In frontotemporal dementia, where changes in personality are already misunderstood, the risk of mischaracterisation is particularly acute.

The ethics of restraint

Humans are driven to make sense of troubling events. This negativity bias that has served us well in evolution. But it creates an asymmetry worth noting.

When leaders behave admirably, their actions are rarely attributed to neurological health. But when behaviour is troubling, the impulse to medicalise it can be strong. This selective framing turns diagnosis into a rhetorical tool rather than a clinical question.

The health of political leaders is a legitimate public concern.
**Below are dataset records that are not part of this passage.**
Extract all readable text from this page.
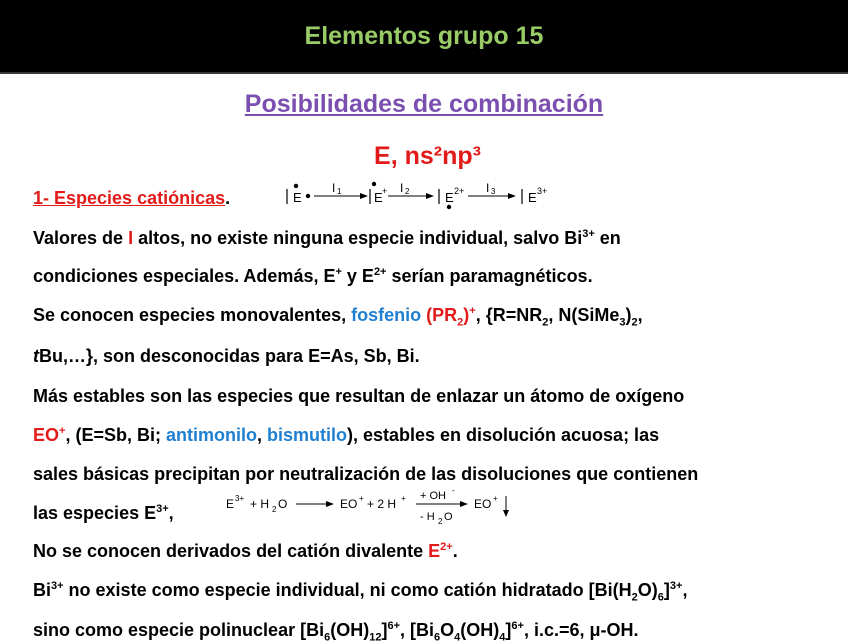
Elementos grupo 15
Posibilidades de combinación
E, ns²np³
1- Especies catiónicas.	E
I 1	E + I 2	E 2+ I 3	E 3+
Valores de I altos, no existe ninguna especie individual, salvo $Bi^{3+}$ en
condiciones especiales. Además, E+ y $E^{2+}$ serían paramagnéticos.
Se conocen especies monovalentes, fosfenio $(PR_2)^+$, {$R=NR_2$, $N(SiMe_3)_2$,
tBu,…}, son desconocidas para E=As, Sb, Bi.
Más estables son las especies que resultan de enlazar un átomo de oxígeno
EO+, (E=Sb, Bi; antimonilo, bismutilo), estables en disolución acuosa; las
sales básicas precipitan por neutralización de las disoluciones que contienen
las especies $E^{3+}$,	E 3+ + H 2 O	EO + + 2 H + + OH -
- H 2 O
EO +
No se conocen derivados del catión divalente $E^{2+}$.
$Bi^{3+}$ no existe como especie individual, ni como catión hidratado $[Bi(H_2O)_6]^{3+}$,
sino como especie polinuclear $[Bi_6(OH)_{12}]^{6+}$, $[Bi_6O_4(OH)_4]^{6+}$, i.c.=6, μ-OH.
But there is a difference between evidence-based reporting (grounded in disclosed medical information) and speculative diagnosis based on observation from a distance.

Medical professionals have long recognised this boundary. Ethical guidelines warn against diagnosing individuals without examination, in part because doing so undermines trust in both medicine and the media.

Speculation about dementia may feel like a way of making sense of behaviour that is difficult, unsettling or even morally questionable. But it is a poor substitute for clinical rigour.

For those living with frontotemporal dementia, it risks turning a serious neurological disease into a casual metaphor that explains little and harms a lot.